Note: FieldKo being native means it uses standard Salesforce security layers. The permission sets handle object and field access, while record-level access is handled by sharing settings (next article). Always consider both layers: a user needs the permission set to access an object and they need to be the owner or have sharing access to see specific records. For example, granting “View All” on Visit via a permission set would let a user see all Visit records, overriding sharing. Use such powerful permissions cautiously, typically only in the FieldKo Admin set.
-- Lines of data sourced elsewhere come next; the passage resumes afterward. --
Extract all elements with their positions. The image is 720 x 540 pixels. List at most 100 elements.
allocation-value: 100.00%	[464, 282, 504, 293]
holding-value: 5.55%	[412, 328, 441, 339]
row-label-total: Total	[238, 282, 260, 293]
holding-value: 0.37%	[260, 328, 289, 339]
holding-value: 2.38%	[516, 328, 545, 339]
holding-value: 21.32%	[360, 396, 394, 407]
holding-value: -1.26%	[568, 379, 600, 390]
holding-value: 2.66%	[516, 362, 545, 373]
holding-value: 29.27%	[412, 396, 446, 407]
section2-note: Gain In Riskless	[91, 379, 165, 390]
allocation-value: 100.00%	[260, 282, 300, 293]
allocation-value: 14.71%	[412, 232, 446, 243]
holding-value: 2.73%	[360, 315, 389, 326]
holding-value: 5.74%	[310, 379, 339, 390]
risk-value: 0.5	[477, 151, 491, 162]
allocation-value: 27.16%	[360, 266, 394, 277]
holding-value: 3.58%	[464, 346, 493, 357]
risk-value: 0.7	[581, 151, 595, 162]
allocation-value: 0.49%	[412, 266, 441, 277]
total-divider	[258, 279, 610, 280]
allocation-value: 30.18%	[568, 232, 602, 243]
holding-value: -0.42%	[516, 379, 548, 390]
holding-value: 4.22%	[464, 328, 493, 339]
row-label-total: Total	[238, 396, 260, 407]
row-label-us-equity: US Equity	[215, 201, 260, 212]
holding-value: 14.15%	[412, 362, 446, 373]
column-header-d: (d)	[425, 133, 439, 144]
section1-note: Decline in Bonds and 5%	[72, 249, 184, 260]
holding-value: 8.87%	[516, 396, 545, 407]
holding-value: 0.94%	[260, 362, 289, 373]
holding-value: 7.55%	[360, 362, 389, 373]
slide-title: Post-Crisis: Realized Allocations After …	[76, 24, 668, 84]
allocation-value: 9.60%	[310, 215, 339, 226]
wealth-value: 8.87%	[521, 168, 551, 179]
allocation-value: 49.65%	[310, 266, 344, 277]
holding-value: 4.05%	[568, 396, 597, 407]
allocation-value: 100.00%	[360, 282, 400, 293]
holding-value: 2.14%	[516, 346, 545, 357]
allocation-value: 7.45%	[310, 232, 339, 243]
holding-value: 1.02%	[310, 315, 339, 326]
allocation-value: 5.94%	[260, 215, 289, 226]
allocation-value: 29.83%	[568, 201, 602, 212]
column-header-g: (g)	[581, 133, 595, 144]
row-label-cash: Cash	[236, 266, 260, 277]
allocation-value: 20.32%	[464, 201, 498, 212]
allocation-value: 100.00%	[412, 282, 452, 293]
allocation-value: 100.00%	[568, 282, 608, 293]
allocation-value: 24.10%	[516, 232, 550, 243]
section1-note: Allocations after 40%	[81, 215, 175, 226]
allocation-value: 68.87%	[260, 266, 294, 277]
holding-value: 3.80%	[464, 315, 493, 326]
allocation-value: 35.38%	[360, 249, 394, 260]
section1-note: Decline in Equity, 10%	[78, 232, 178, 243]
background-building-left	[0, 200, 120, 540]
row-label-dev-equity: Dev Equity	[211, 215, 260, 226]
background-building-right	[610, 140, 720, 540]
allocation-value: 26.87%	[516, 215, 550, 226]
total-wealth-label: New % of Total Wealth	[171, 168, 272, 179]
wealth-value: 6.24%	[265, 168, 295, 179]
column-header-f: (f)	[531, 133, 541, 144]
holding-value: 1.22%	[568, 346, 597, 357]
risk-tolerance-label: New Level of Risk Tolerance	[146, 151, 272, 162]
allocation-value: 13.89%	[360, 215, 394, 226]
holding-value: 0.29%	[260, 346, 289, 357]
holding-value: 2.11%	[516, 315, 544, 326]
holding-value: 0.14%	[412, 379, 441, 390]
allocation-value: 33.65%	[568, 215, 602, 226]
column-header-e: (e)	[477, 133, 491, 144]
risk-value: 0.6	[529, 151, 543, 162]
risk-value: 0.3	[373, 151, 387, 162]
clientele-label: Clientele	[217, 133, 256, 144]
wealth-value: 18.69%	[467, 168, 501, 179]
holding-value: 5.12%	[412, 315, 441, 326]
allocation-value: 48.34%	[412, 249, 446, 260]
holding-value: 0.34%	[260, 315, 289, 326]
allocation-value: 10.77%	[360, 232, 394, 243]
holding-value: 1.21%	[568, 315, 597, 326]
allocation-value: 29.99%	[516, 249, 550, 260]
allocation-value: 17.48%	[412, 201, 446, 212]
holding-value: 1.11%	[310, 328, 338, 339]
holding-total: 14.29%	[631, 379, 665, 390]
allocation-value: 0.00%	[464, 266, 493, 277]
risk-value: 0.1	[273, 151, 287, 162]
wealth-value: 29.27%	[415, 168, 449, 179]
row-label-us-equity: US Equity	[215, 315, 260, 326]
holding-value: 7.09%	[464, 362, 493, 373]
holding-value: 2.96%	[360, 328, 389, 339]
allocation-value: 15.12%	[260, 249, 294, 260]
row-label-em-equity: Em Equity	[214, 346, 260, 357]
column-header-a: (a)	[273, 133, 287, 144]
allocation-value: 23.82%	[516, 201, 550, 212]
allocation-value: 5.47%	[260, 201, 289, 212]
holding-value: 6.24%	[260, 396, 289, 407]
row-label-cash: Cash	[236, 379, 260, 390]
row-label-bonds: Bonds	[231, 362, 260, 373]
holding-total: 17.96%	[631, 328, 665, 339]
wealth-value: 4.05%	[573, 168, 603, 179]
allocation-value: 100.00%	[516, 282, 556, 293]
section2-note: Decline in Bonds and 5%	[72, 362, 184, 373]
Reviewing and Testing Access
After assigning permission sets, it’s a good practice to test with a user account:
Log in as a typical field user (Salesforce has a Login As feature for admins if granted, or use the user’s credentials with permission). Confirm that in the App Launcher they can see the FieldKo app and inside it, they can access the intended tabs (Visits, etc.) without encountering “Insufficient Privileges” errors.
Ensure they cannot access anything they shouldn’t. For example, a field rep should not be able to delete records unless that’s intended. Try to edit a Visit record owned by another user with a field rep account – it should be forbidden if sharing is set to private and no “View All” was given.
For a manager account, verify that they can see their team’s records. This might involve creating some test visits assigned to a subordinate user and checking the manager’s view.
If something is amiss, adjust either the permission sets (for object/field access) or check sharing settings. Common mistakes include forgetting to assign the permission set, or assigning the wrong one (e.g., giving a user only FieldKo User when they also needed FieldKo Manager).
Permission sets are a powerful way to manage FieldKo access in a scalable manner. By using the provided FieldKo permission sets and tailoring assignments to each user’s role, you maintain security and avoid the pitfalls of overly permissive profiles. With users and permission sets in place, we can move on to configuring FieldKo’s settings to suit your organisation’s needs.